Sure, there are principles. There are frameworks. There are strategies. I teach plenty of those. I've got 300-plus episodes talking about those. But the reality is, sometimes the stuff that works best is the stuff you would never expect, and most advisors never find out what that is for them, because they never try. They stick to the safe stuff. They recycle the same market updates. They write stiff corporate captions that sound like an HR department wrote them, and then they wonder why nobody engages with them. They wonder why their marketing doesn't work. They wonder why they blend in. There is no contrast there.
So, stop being perfectly predictable. Start showing people you. It doesn't have to be the gym. In fact, it probably shouldn't be the gym because it probably won't work well for you. It probably just works really well for me for some reason. People want to hire humans they trust, not robots in suits, not AI behind the scenes to just feel so disingenuous. [19:04.7]

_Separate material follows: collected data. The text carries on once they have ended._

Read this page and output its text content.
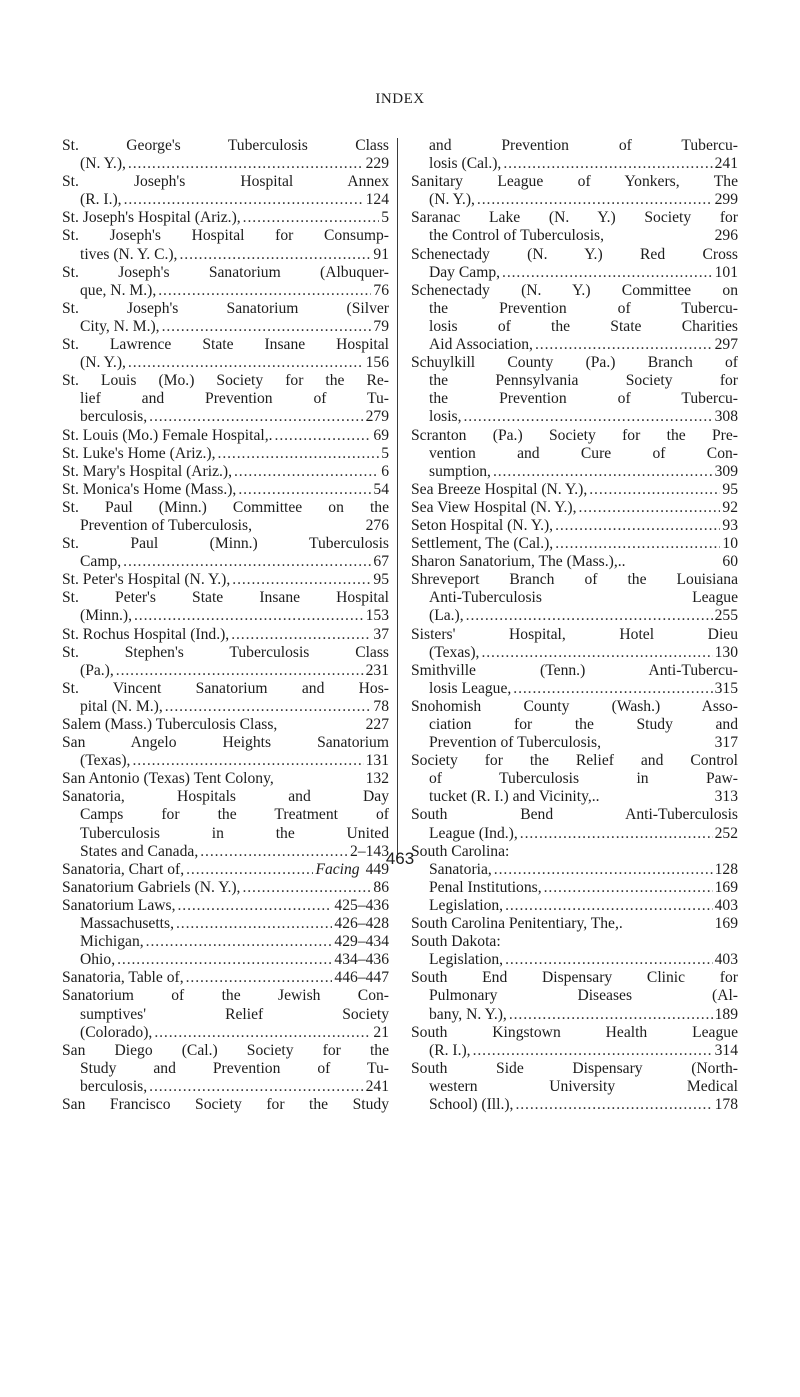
INDEX
St. George's Tuberculosis Class
(N. Y.), . . .	229
St. Joseph's Hospital Annex
(R. I.), . . .	124
St. Joseph's Hospital (Ariz.), . . .	5
St. Joseph's Hospital for Consump-
tives (N. Y. C.), . . .	91
St. Joseph's Sanatorium (Albuquer-
que, N. M.), . . .	76
St. Joseph's Sanatorium (Silver
City, N. M.), . . .	79
St. Lawrence State Insane Hospital
(N. Y.), . . .	156
St. Louis (Mo.) Society for the Re-
lief and Prevention of Tu-
berculosis, . . .	279
St. Louis (Mo.) Female Hospital,. . . .	69
St. Luke's Home (Ariz.), . . .	5
St. Mary's Hospital (Ariz.), . . .	6
St. Monica's Home (Mass.), . . .	54
St. Paul (Minn.) Committee on the
Prevention of Tuberculosis,	276
St. Paul (Minn.) Tuberculosis
Camp, . . .	67
St. Peter's Hospital (N. Y.), . . .	95
St. Peter's State Insane Hospital
(Minn.), . . .	153
St. Rochus Hospital (Ind.), . . .	37
St. Stephen's Tuberculosis Class
(Pa.), . . .	231
St. Vincent Sanatorium and Hos-
pital (N. M.), . . .	78
Salem (Mass.) Tuberculosis Class,	227
San Angelo Heights Sanatorium
(Texas), . . .	131
San Antonio (Texas) Tent Colony,	132
Sanatoria, Hospitals and Day
Camps for the Treatment of
Tuberculosis in the United
States and Canada, . . .	2–143
Sanatoria, Chart of, . . .	Facing 449
Sanatorium Gabriels (N. Y.), . . .	86
Sanatorium Laws, . . .	425–436
Massachusetts, . . .	426–428
Michigan, . . .	429–434
Ohio, . . .	434–436
Sanatoria, Table of, . . .	446–447
Sanatorium of the Jewish Con-
sumptives' Relief Society
(Colorado), . . .	21
San Diego (Cal.) Society for the
Study and Prevention of Tu-
berculosis, . . .	241
San Francisco Society for the Study
and Prevention of Tubercu-
losis (Cal.), . . .	241
Sanitary League of Yonkers, The
(N. Y.), . . .	299
Saranac Lake (N. Y.) Society for
the Control of Tuberculosis,	296
Schenectady (N. Y.) Red Cross
Day Camp, . . .	101
Schenectady (N. Y.) Committee on
the Prevention of Tubercu-
losis of the State Charities
Aid Association, . . .	297
Schuylkill County (Pa.) Branch of
the Pennsylvania Society for
the Prevention of Tubercu-
losis, . . .	308
Scranton (Pa.) Society for the Pre-
vention and Cure of Con-
sumption, . . .	309
Sea Breeze Hospital (N. Y.), . . .	95
Sea View Hospital (N. Y.), . . .	92
Seton Hospital (N. Y.), . . .	93
Settlement, The (Cal.), . . .	10
Sharon Sanatorium, The (Mass.),..	60
Shreveport Branch of the Louisiana
Anti-Tuberculosis League
(La.), . . .	255
Sisters' Hospital, Hotel Dieu
(Texas), . . .	130
Smithville (Tenn.) Anti-Tubercu-
losis League, . . .	315
Snohomish County (Wash.) Asso-
ciation for the Study and
Prevention of Tuberculosis,	317
Society for the Relief and Control
of Tuberculosis in Paw-
tucket (R. I.) and Vicinity,..	313
South Bend Anti-Tuberculosis
League (Ind.), . . .	252
South Carolina:
Sanatoria, . . .	128
Penal Institutions, . . .	169
Legislation, . . .	403
South Carolina Penitentiary, The,.	169
South Dakota:
Legislation, . . .	403
South End Dispensary Clinic for
Pulmonary Diseases (Al-
bany, N. Y.), . . .	189
South Kingstown Health League
(R. I.), . . .	314
South Side Dispensary (North-
western University Medical
School) (Ill.), . . .	178
463
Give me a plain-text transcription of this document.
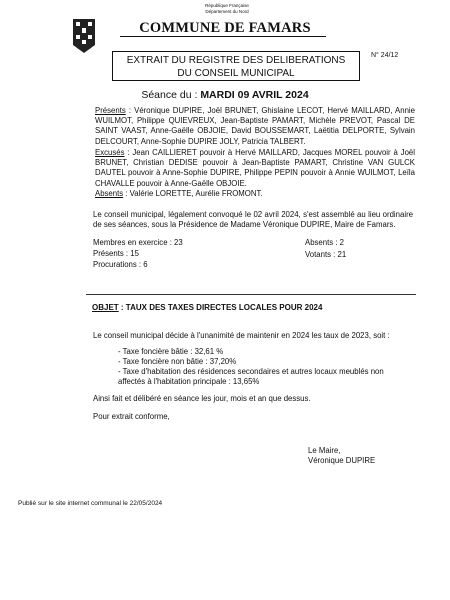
République Française
Département du Nord
COMMUNE DE FAMARS
EXTRAIT DU REGISTRE DES DELIBERATIONS
DU CONSEIL MUNICIPAL
N° 24/12
Séance du : MARDI 09 AVRIL 2024
Présents : Véronique DUPIRE, Joël BRUNET, Ghislaine LECOT, Hervé MAILLARD, Annie WUILMOT, Philippe QUIEVREUX, Jean-Baptiste PAMART, Michèle PREVOT, Pascal DE SAINT VAAST, Anne-Gaëlle OBJOIE, David BOUSSEMART, Laëtitia DELPORTE, Sylvain DELCOURT, Anne-Sophie DUPIRE JOLY, Patricia TALBERT.
Excusés : Jean CAILLIERET pouvoir à Hervé MAILLARD, Jacques MOREL pouvoir à Joël BRUNET, Christian DEDISE pouvoir à Jean-Baptiste PAMART, Christine VAN GULCK DAUTEL pouvoir à Anne-Sophie DUPIRE, Philippe PEPIN pouvoir à Annie WUILMOT, Leïla CHAVALLE pouvoir à Anne-Gaëlle OBJOIE.
Absents : Valérie LORETTE, Aurélie FROMONT.
Le conseil municipal, légalement convoqué le 02 avril 2024, s'est assemblé au lieu ordinaire de ses séances, sous la Présidence de Madame Véronique DUPIRE, Maire de Famars.
Membres en exercice : 23
Présents : 15
Procurations : 6
Absents : 2
Votants : 21
OBJET : TAUX DES TAXES DIRECTES LOCALES POUR 2024
Le conseil municipal décide à l'unanimité de maintenir en 2024 les taux de 2023, soit :
- Taxe foncière bâtie : 32,61 %
- Taxe foncière non bâtie : 37,20%
- Taxe d'habitation des résidences secondaires et autres locaux meublés non affectés à l'habitation principale : 13,65%
Ainsi fait et délibéré en séance les jour, mois et an que dessus.
Pour extrait conforme,
Le Maire,
Véronique DUPIRE
Publié sur le site internet communal le 22/05/2024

So, test things. Experiment. Share what makes you “you,” and whatever you do, don't give up your independent thinking skills in order to get mediocre marketing results. That is a horrible trade. I think Ben Franklin once said, those who give up independent thinking skills to get better marketing results, deserve neither independent thinking skills nor better marketing results, so listen to Ben Franklin if you're not going to listen to me.